Once you have one slice, you can produce many sub-slices that all point into the same backing array. Each sub-slice has its own header (pointer, length, capacity), but the elements they show overlap with the parent and with each other.

All three slices (products, front, back) point at the same backing array. front[2] is index 2 of the array. back[0] is also index 2 of the array, because back's pointer starts at array index 2. Writing through front[2] updates that single array slot, and every slice that includes it sees the change.

The boxes at the top are the slice headers, and the arrows show where each pointer aims.

Index 2 is highlighted because both front and back can see it. front sees it as front[2]. back sees it as back[0]. Whichever slice writes to that slot, the other one observes the new value on the next read.

The same thing happens when you pass a slice into a function.

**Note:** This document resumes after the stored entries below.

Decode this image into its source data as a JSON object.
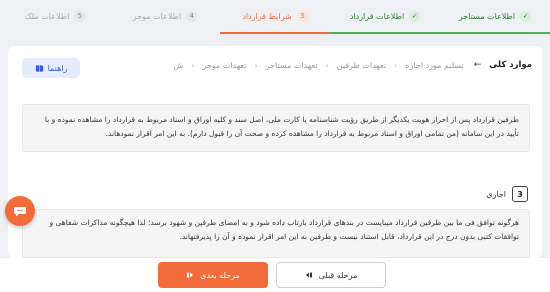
{
  "stepper": {
    "steps": [
      {
        "label": "اطلاعات مستاجر",
        "badge": "✓",
        "state": "done"
      },
      {
        "label": "اطلاعات قرارداد",
        "badge": "✓",
        "state": "done"
      },
      {
        "label": "شرایط قرارداد",
        "badge": "3",
        "state": "active"
      },
      {
        "label": "اطلاعات موجر",
        "badge": "4",
        "state": "pending"
      },
      {
        "label": "اطلاعات ملک",
        "badge": "5",
        "state": "pending"
      }
    ]
  },
  "breadcrumb": {
    "current": "موارد کلی",
    "items": [
      "تسلیم مورد اجاره",
      "تعهدات طرفین",
      "تعهدات مستاجر",
      "تعهدات موجر",
      "ش"
    ]
  },
  "help_button": {
    "label": "راهنما"
  },
  "notice": {
    "text": "طرفین قرارداد پس از احراز هویت یکدیگر از طریق رؤیت شناسنامه یا کارت ملی، اصل سند و کلیه اوراق و اسناد مربوط به قرارداد را مشاهده نموده و با تأیید در این سامانه (من تمامی اوراق و اسناد مربوط به قرارداد را مشاهده کرده و صحت آن را قبول دارم). به این امر اقرار نمودهاند."
  },
  "section": {
    "number": "3",
    "title": "اجاری",
    "body": "هرگونه توافق فی ما بین طرفین قرارداد میبایست در بندهای قرارداد بازتاب داده شود و به امضای طرفین و شهود برسد؛ لذا هیچگونه مذاکرات شفاهی و توافقات کتبی بدون درج در این قرارداد، قابل استناد نیست و طرفین به این امر اقرار نموده و آن را پذیرفتهاند."
  },
  "buttons": {
    "next": "مرحله بعدی",
    "prev": "مرحله قبلی"
  },
  "colors": {
    "accent": "#f26b3a",
    "done": "#4caf50",
    "help": "#3b5bd9"
  }
}
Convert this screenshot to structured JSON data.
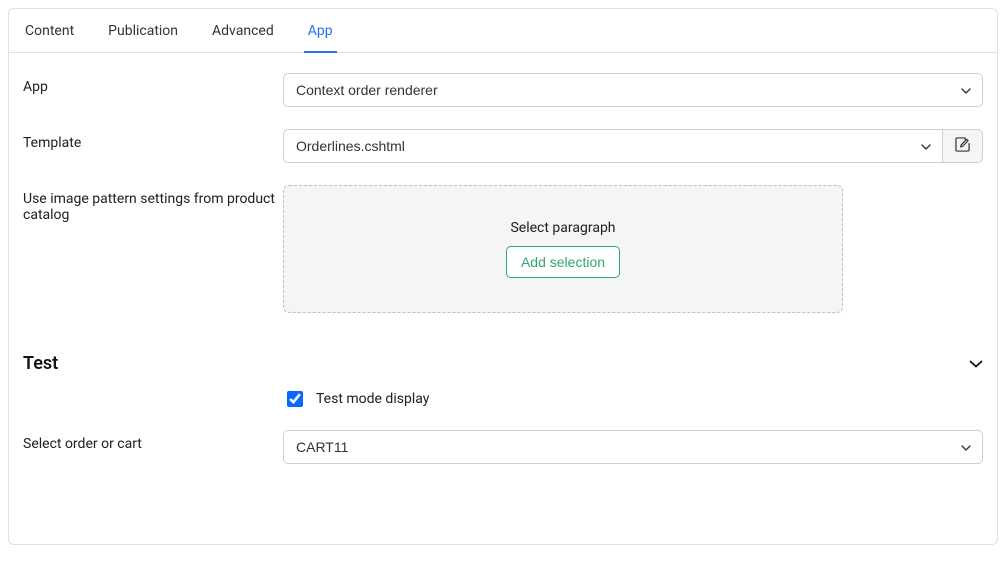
{
  "tabs": {
    "content": "Content",
    "publication": "Publication",
    "advanced": "Advanced",
    "app": "App"
  },
  "fields": {
    "app": {
      "label": "App",
      "value": "Context order renderer"
    },
    "template": {
      "label": "Template",
      "value": "Orderlines.cshtml"
    },
    "imagePattern": {
      "label": "Use image pattern settings from product catalog",
      "dropzone_text": "Select paragraph",
      "add_button": "Add selection"
    }
  },
  "sections": {
    "test": {
      "title": "Test",
      "testmode": {
        "label": "Test mode display",
        "checked": true
      },
      "order": {
        "label": "Select order or cart",
        "value": "CART11"
      }
    }
  }
}
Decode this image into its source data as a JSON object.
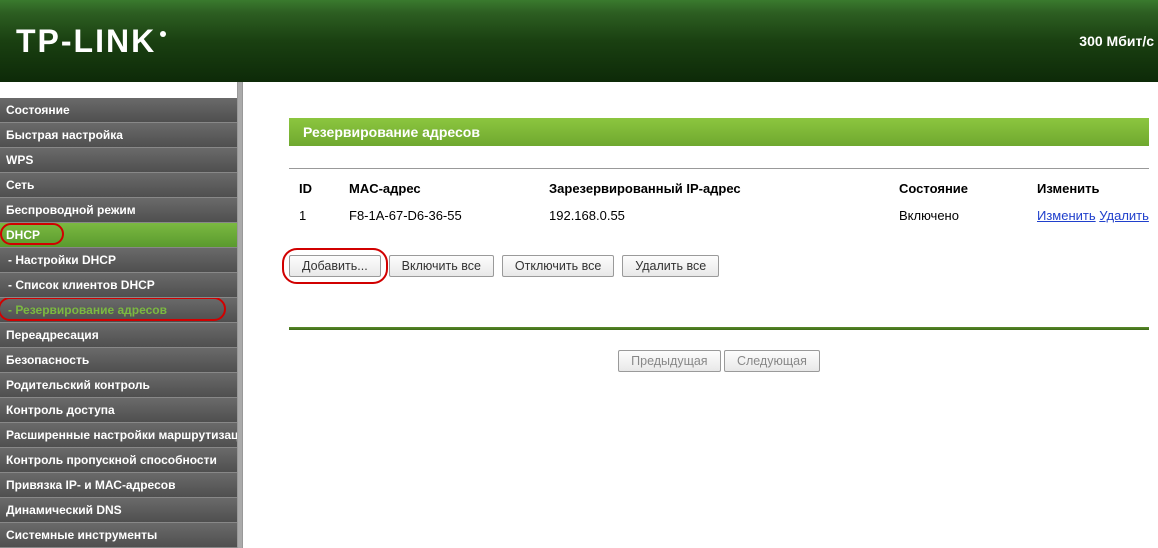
{
  "header": {
    "brand": "TP-LINK",
    "right_text": "300 Мбит/с"
  },
  "sidebar": {
    "items": [
      {
        "label": "Состояние",
        "type": "top"
      },
      {
        "label": "Быстрая настройка",
        "type": "top"
      },
      {
        "label": "WPS",
        "type": "top"
      },
      {
        "label": "Сеть",
        "type": "top"
      },
      {
        "label": "Беспроводной режим",
        "type": "top"
      },
      {
        "label": "DHCP",
        "type": "top",
        "active_parent": true
      },
      {
        "label": "- Настройки DHCP",
        "type": "sub"
      },
      {
        "label": "- Список клиентов DHCP",
        "type": "sub"
      },
      {
        "label": "- Резервирование адресов",
        "type": "sub",
        "active_sub": true
      },
      {
        "label": "Переадресация",
        "type": "top"
      },
      {
        "label": "Безопасность",
        "type": "top"
      },
      {
        "label": "Родительский контроль",
        "type": "top"
      },
      {
        "label": "Контроль доступа",
        "type": "top"
      },
      {
        "label": "Расширенные настройки маршрутизации",
        "type": "top"
      },
      {
        "label": "Контроль пропускной способности",
        "type": "top"
      },
      {
        "label": "Привязка IP- и МАС-адресов",
        "type": "top"
      },
      {
        "label": "Динамический DNS",
        "type": "top"
      },
      {
        "label": "Системные инструменты",
        "type": "top"
      }
    ]
  },
  "page": {
    "title": "Резервирование адресов",
    "columns": {
      "id": "ID",
      "mac": "MAC-адрес",
      "ip": "Зарезервированный IP-адрес",
      "status": "Состояние",
      "modify": "Изменить"
    },
    "rows": [
      {
        "id": "1",
        "mac": "F8-1A-67-D6-36-55",
        "ip": "192.168.0.55",
        "status": "Включено",
        "edit": "Изменить",
        "delete": "Удалить"
      }
    ],
    "buttons": {
      "add": "Добавить...",
      "enable_all": "Включить все",
      "disable_all": "Отключить все",
      "delete_all": "Удалить все",
      "prev": "Предыдущая",
      "next": "Следующая"
    }
  }
}
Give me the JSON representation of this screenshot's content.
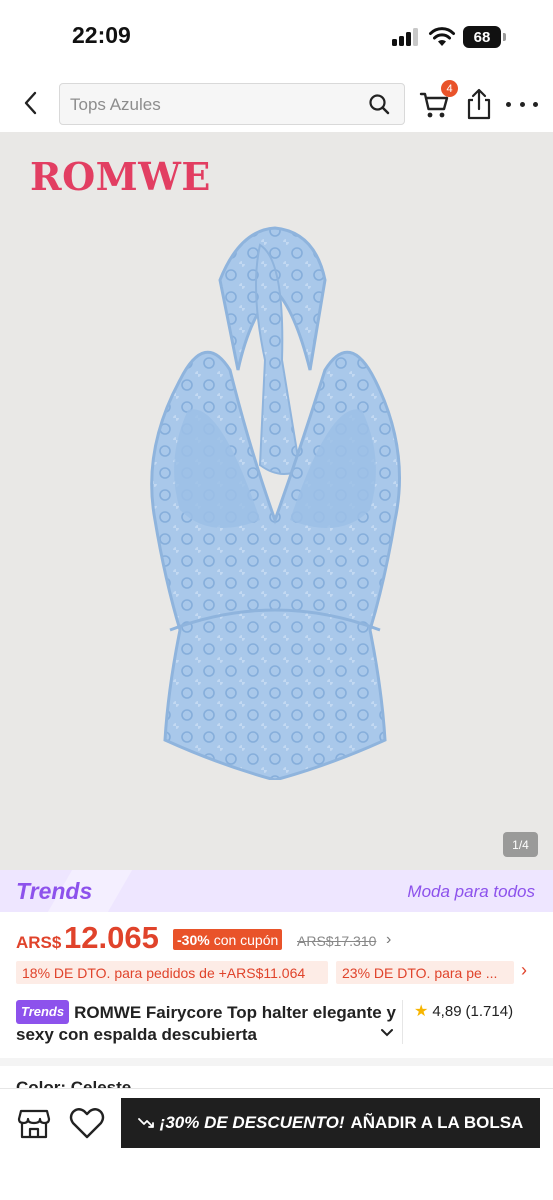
{
  "status_bar": {
    "time": "22:09",
    "battery": "68"
  },
  "header": {
    "search_placeholder": "Tops Azules",
    "cart_count": "4"
  },
  "gallery": {
    "brand": "ROMWE",
    "counter": "1/4"
  },
  "trends_banner": {
    "logo": "Trends",
    "tagline": "Moda para todos"
  },
  "price": {
    "currency": "ARS$",
    "amount": "12.065",
    "discount_pct": "-30%",
    "discount_note": "con cupón",
    "original": "ARS$17.310"
  },
  "promos": [
    {
      "text": "18% DE DTO. para pedidos de +ARS$11.064"
    },
    {
      "text": "23% DE DTO. para pe ..."
    }
  ],
  "product": {
    "trend_chip": "Trends",
    "title": "ROMWE Fairycore Top halter elegante y sexy con espalda descubierta",
    "rating": "4,89",
    "reviews": "(1.714)"
  },
  "color_label": "Color: Celeste",
  "bottom_bar": {
    "add_promo": "¡30% DE DESCUENTO!",
    "add_label": "AÑADIR A LA BOLSA"
  },
  "colors": {
    "accent": "#e0432b",
    "trends_purple": "#8d52ec",
    "brand_pink": "#e23e62",
    "garment_blue": "#9ebfe4"
  }
}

The function gets a copy of the header, but the pointer still aims at the caller's backing array, so writes through the parameter mutate the caller's data.

clearFirst received a copy of the slice header but the same pointer. Writing items[0] = "" updated the shared backing array, and main sees the change after the call returns. This is why slice parameters behave like references even though Go passed the header by value.

Holding onto a small sub-slice of a large array keeps the whole backing array alive in memory. That's a real source of memory leaks in long-running Go programs. The mechanism is the same as everything in this section: the sub-slice's pointer still aims at the original backing array, so the garbage collector can't reclaim it.

Tracking capacity separately from length lets append grow without reallocating most of the time. As long as len < cap, append just writes the new element into the next free slot and bumps the length by one. When the slice fills up, Go allocates a new, bigger backing array, copies the existing elements over, and returns a slice that points at the new array. The mechanics that matter for this chapter are simpler.

After a growing append, the new slice doesn't share a backing array with the old one anymore. Any other slices that pointed at the old array are now orphaned: they still see the old values, and writes through them don't reach the new array.

Before the second append, original and view shared a backing array. The append(original, 4) filled the slice past its capacity of 3, so Go allocated a bigger array, copied [1 2 3] into it, wrote 4 at index 3, and original now points at the new array. view still aims at the old one. Writing original[0] = 99 hits the new array, so view doesn't see it.

This is the rule that makes append confusing: the returned slice may or may not share memory with the input slice. It depends entirely on whether there was spare capacity. Always reassign the result, and never assume that two slices stay linked after an append.

Looking at len and cap side by side is the quickest way to figure out what a slice is doing. Print them whenever a sub-slice is behaving in a way you didn't expect.

first2 has the full capacity of 10 because it starts at index 0 of the same backing array. last2 starts at index 2, so its capacity is 10 - 2 = 8. bounded is the 3-index form cart[2:4:4], which clamps the capacity to 4 - 2 = 2, giving it no spare room. Three slices, three different cap values, all looking at the same array.

A common debugging move is to drop fmt.Printf("len=%d cap=%d\n", len(s), cap(s)) next to any line that surprises you. If cap(s) is bigger than you expected, you're sharing a backing array with something else, and the next append might not allocate. If cap(s) == len(s), the next append definitely allocates.